Parathyroid carcinoma is a rare cancer that develops in one of the four tiny parathyroid glands in your neck. These glands sit behind your thyroid and control calcium levels in your blood. This cancer makes up less than 1% of all cases of overactive parathyroid glands.

When a parathyroid gland becomes cancerous, it produces too much parathyroid hormone, or PTH. This hormone tells your bones to release calcium into your blood. The result is extremely high calcium levels that can damage your kidneys, bones, and heart. Most people are diagnosed between ages 40 and 60.

Unlike benign parathyroid tumors, parathyroid carcinoma grows slowly but can spread to nearby tissues and other organs. Early detection matters because treatment works best before the cancer spreads. Blood tests that measure PTH and calcium levels are the first step in diagnosis.

• Severe fatigue and muscle weakness that interferes with daily activities
• A lump or mass you can feel in your neck
• Kidney stones that come back repeatedly
• Bone pain, especially in your back and legs
• Broken bones from minor injuries or no injury at all
• Extreme thirst and urinating much more than usual
• Nausea, vomiting, and loss of appetite
• Constipation that does not respond to usual remedies
• Confusion, memory problems, or depression
• Hoarse voice or difficulty swallowing

Most people with parathyroid carcinoma have noticeable symptoms because calcium and PTH levels are extremely high. Symptoms are usually more severe than those seen with benign parathyroid problems.

Doctors do not know exactly what causes parathyroid carcinoma. Most cases happen without any clear reason. Some people inherit genetic changes that increase risk, including mutations in the CDC73 gene. This gene mutation can run in families and cause a condition called hyperparathyroidism jaw tumor syndrome.

Previous radiation treatment to your head or neck may raise your risk slightly. People with chronic kidney disease who develop overactive parathyroid glands over many years might also have slightly higher risk. Unlike many cancers, parathyroid carcinoma does not appear linked to smoking, diet, or lifestyle factors. The condition affects men and women equally.

Diagnosis starts with blood tests that measure calcium and parathyroid hormone levels. People with parathyroid carcinoma typically have PTH levels 5 to 10 times higher than normal, along with very high calcium levels. Rite Aid offers PTH testing as an add-on to help you monitor these important markers.

Your doctor will also order imaging tests like ultrasound or CT scans to look at your parathyroid glands. A visible neck mass is common with this cancer. The final diagnosis usually requires surgery to remove the tumor and examine it under a microscope.
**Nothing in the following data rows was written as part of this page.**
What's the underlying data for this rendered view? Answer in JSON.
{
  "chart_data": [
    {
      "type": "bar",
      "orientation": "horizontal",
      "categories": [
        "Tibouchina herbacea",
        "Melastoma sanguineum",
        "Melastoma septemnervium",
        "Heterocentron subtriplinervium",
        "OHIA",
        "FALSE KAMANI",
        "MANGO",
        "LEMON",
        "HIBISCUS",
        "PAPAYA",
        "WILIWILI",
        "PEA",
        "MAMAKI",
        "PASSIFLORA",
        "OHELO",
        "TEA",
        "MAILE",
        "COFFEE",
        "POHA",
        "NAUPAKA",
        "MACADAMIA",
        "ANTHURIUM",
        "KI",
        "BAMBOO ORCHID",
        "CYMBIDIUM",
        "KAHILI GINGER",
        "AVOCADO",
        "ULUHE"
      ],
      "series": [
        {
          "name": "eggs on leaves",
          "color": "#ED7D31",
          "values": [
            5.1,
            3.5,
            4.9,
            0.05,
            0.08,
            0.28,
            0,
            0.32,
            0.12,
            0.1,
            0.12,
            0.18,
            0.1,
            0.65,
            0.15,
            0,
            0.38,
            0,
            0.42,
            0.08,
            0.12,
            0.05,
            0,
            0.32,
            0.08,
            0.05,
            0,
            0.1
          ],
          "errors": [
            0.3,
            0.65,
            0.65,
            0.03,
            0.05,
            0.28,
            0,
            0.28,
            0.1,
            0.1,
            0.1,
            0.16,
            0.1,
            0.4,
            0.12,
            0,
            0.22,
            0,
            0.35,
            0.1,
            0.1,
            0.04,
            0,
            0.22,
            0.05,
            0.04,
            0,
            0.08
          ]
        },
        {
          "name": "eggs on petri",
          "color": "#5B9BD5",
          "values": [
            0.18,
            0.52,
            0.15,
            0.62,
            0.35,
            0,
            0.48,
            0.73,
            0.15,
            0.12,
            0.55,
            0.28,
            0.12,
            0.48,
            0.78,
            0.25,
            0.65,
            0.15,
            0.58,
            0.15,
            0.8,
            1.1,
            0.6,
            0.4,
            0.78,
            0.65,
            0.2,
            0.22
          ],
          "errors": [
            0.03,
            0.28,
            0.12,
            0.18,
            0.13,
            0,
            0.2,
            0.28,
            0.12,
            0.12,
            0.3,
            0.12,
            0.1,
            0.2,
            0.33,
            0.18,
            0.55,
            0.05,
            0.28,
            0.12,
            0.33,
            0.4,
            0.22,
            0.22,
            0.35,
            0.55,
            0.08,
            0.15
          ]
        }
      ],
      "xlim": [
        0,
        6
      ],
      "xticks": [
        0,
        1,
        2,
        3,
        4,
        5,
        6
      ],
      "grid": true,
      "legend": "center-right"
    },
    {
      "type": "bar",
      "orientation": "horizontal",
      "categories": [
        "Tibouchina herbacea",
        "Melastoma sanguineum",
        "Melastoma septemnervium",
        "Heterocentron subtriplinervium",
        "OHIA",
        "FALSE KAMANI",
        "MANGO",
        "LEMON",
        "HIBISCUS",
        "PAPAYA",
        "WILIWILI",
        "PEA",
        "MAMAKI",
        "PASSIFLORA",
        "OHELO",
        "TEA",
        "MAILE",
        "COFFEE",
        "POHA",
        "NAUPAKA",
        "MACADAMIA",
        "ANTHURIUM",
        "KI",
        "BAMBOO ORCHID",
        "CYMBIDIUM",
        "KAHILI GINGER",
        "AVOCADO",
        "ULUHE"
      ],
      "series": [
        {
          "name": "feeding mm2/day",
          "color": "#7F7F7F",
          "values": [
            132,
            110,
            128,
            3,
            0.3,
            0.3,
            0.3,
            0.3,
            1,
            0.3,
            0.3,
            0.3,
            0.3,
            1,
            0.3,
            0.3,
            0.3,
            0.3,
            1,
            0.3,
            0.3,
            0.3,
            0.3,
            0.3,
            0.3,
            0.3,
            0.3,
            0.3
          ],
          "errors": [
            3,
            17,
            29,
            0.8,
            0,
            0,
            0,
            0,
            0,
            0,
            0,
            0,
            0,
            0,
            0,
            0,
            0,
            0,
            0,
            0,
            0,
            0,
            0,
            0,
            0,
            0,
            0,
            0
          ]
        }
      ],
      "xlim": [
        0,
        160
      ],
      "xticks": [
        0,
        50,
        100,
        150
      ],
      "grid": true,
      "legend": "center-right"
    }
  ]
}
Sometimes doctors cannot tell if a parathyroid tumor is cancer until after surgery when they can study the tissue closely.

• Surgery to remove the tumor, affected parathyroid gland, and sometimes nearby tissues like part of the thyroid gland
• Medications to lower calcium levels, including bisphosphonates and calcimimetics
• Drinking plenty of water to protect your kidneys and help flush out excess calcium
• Limiting dietary calcium during active disease, though this should be done under medical guidance
• Regular monitoring with blood tests to check calcium and PTH levels every 3 to 6 months
• Radiation therapy if the cancer has spread or cannot be fully removed
• Chemotherapy in rare cases when cancer spreads to distant organs

Surgery offers the best chance for cure and should be done by an experienced surgeon. Even after successful surgery, you need lifelong monitoring because this cancer can come back years later. Work closely with an endocrinologist who specializes in parathyroid disorders.